Poland's largest insurance group, the state run insurer PZU, is to cut jobs affecting up to 2 percent of the workforce in its two core units as part of a plan to streamline operations, it said on Tuesday.
"Job force cuts will concern up to 230 people in PZU and PZU Zycie, which accounts for 2% of the workforce in both companies," PZU said in a statement.
The PZU unit handles non-life insurance, and PZU Zycie provides life insurance.
The restructuring is due to take place in October and November, says the comapny, and its cost will be included in this year's financial results, the company said.
PZU reported a profitable second quarter of the year, beating analyst’s expectations by recording a 15% year on year rise in Q2 profits to PLZ960m ($302m), from PLZ837m in the same period last year.
The improvement was mainly due to higher yields on deposits, the company said.

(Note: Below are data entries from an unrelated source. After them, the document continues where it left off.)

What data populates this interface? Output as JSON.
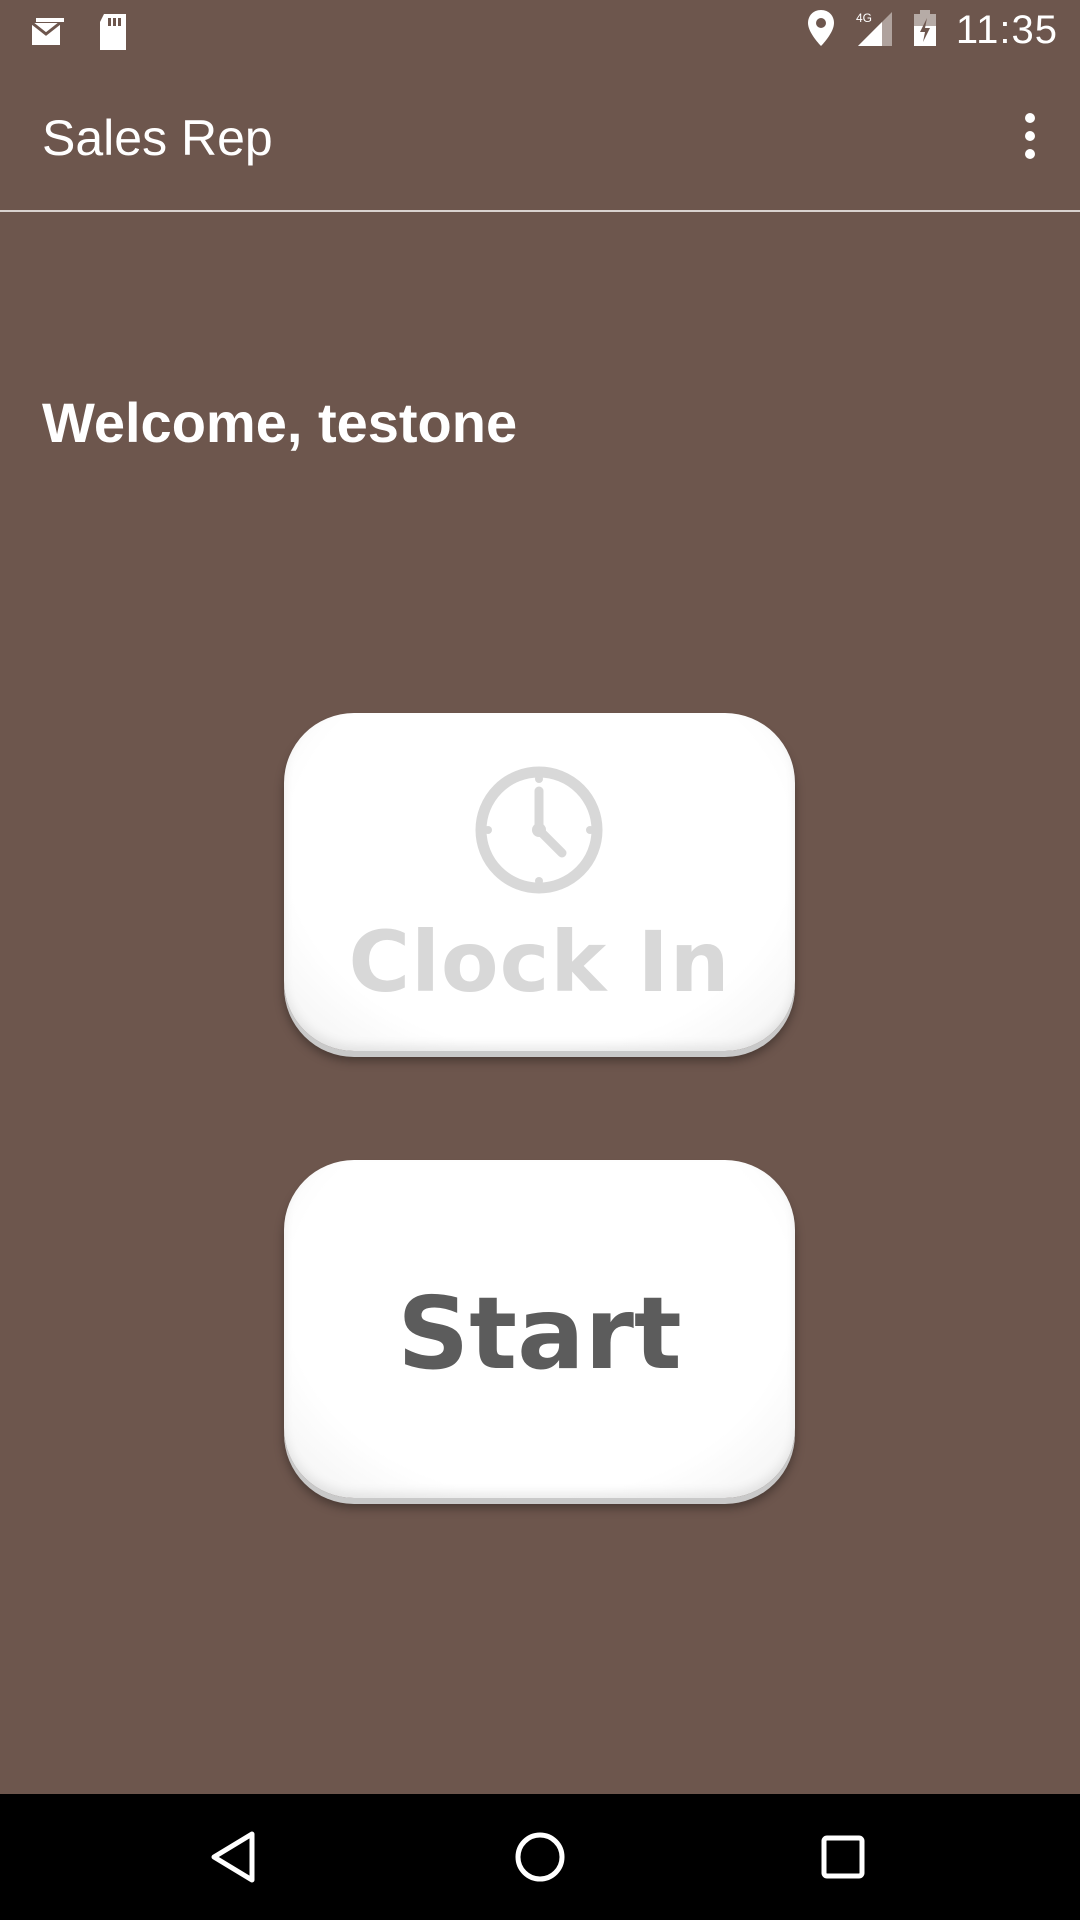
{
  "status_bar": {
    "time": "11:35",
    "network": "4G",
    "icons": [
      "message-notification-icon",
      "sd-card-icon",
      "location-icon",
      "cellular-signal-icon",
      "battery-charging-icon"
    ]
  },
  "app_bar": {
    "title": "Sales Rep",
    "menu_icon": "overflow-menu-icon"
  },
  "main": {
    "welcome_text": "Welcome, testone",
    "clock_in_label": "Clock In",
    "start_label": "Start"
  },
  "nav_bar": {
    "icons": [
      "back-icon",
      "home-icon",
      "recents-icon"
    ]
  },
  "colors": {
    "background": "#6d564d",
    "button_face": "#ffffff",
    "clock_in_text": "#d8d8d8",
    "start_text": "#5c5c5c",
    "nav_bar": "#000000"
  }
}
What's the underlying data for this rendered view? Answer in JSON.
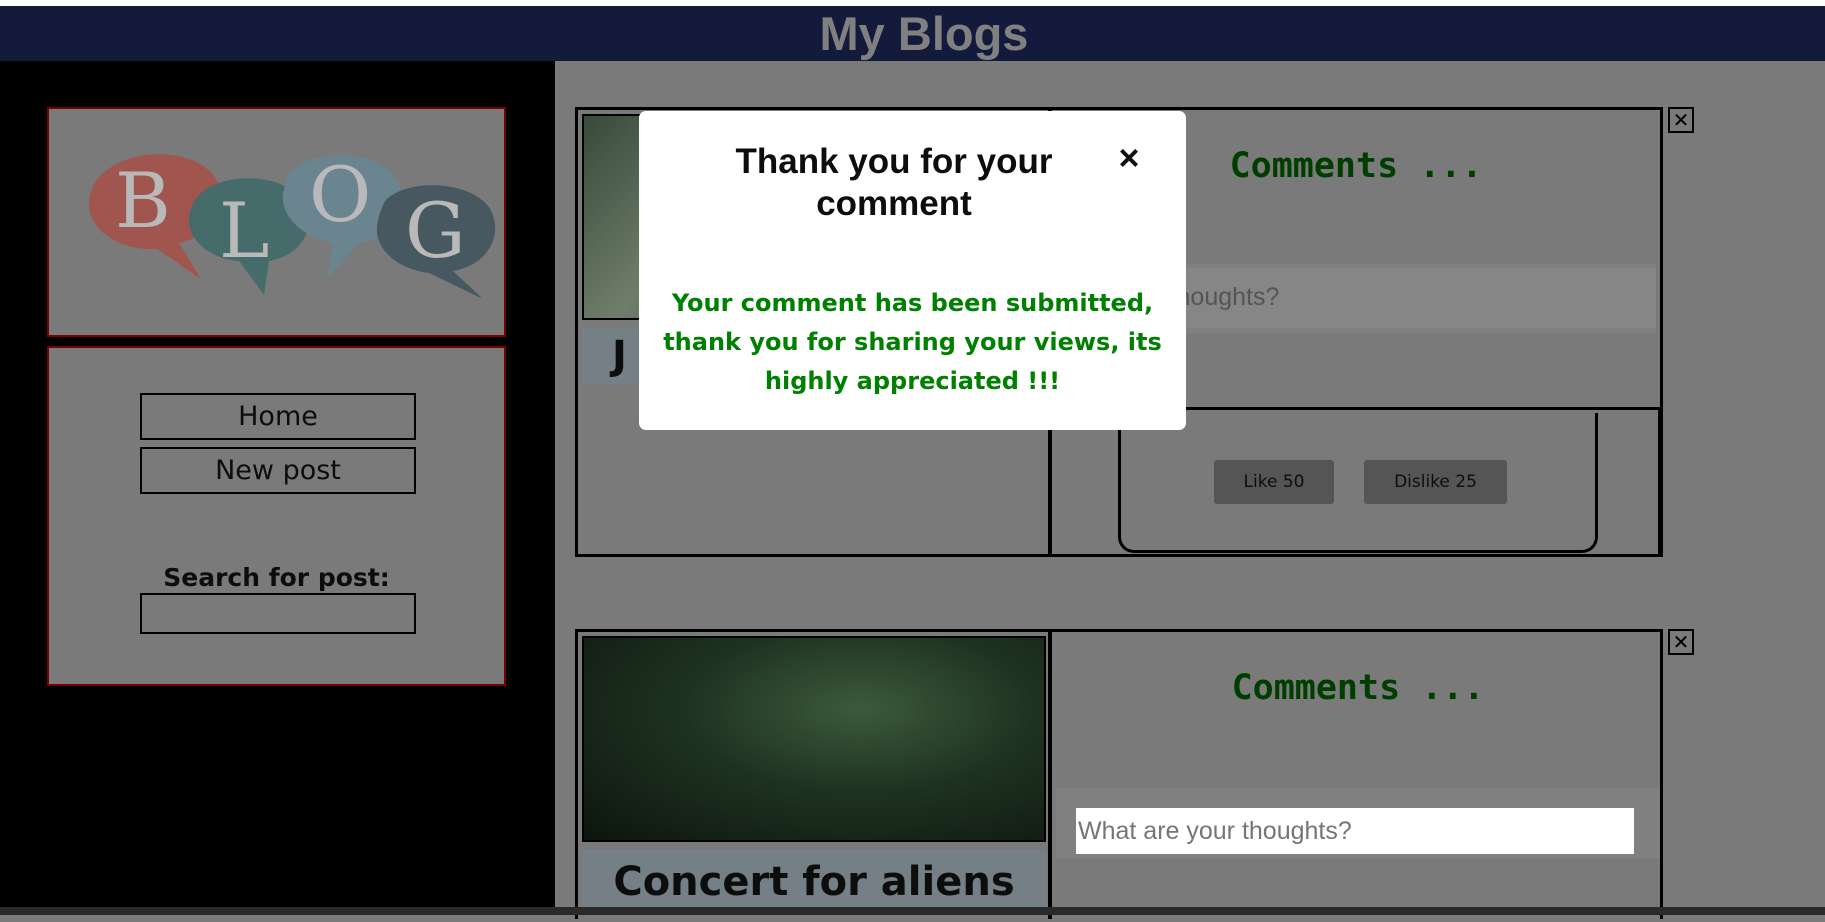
{
  "header": {
    "title": "My Blogs"
  },
  "sidebar": {
    "logo_letters": [
      "B",
      "L",
      "O",
      "G"
    ],
    "nav": [
      {
        "label": "Home"
      },
      {
        "label": "New post"
      }
    ],
    "search": {
      "label": "Search for post:",
      "value": ""
    }
  },
  "posts": [
    {
      "title": "J",
      "comments_heading": "Comments ...",
      "comment_placeholder": "What are your thoughts?",
      "comment_visible_text": "your thoughts?",
      "like_label": "Like 50",
      "dislike_label": "Dislike 25",
      "close_label": "✕"
    },
    {
      "title": "Concert for aliens",
      "comments_heading": "Comments ...",
      "comment_placeholder": "What are your thoughts?",
      "close_label": "✕"
    }
  ],
  "modal": {
    "title": "Thank you for your comment",
    "close_label": "×",
    "message": "Your comment has been submitted, thank you for sharing your views, its highly appreciated !!!"
  },
  "colors": {
    "header_bg": "#141a3c",
    "accent_green": "#008000",
    "comments_heading": "#003e00"
  }
}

PZU’s efforts to streamline comes a day after it was revealed that Axa was looking to buy the insurance branch of Poland's mBank for 500m to 600m zlotys ($154.2-$185m) as reported by local Polish newspaper Puls Biznesu reported.
Axa is planning to to boost its market presence in Poland and to take business from PZU, Puls Biznesu reported.
MBank said it started a process that could lead to an eventual sale of its insurance arm earlier this year. The decision was due to be made by the end of 2014.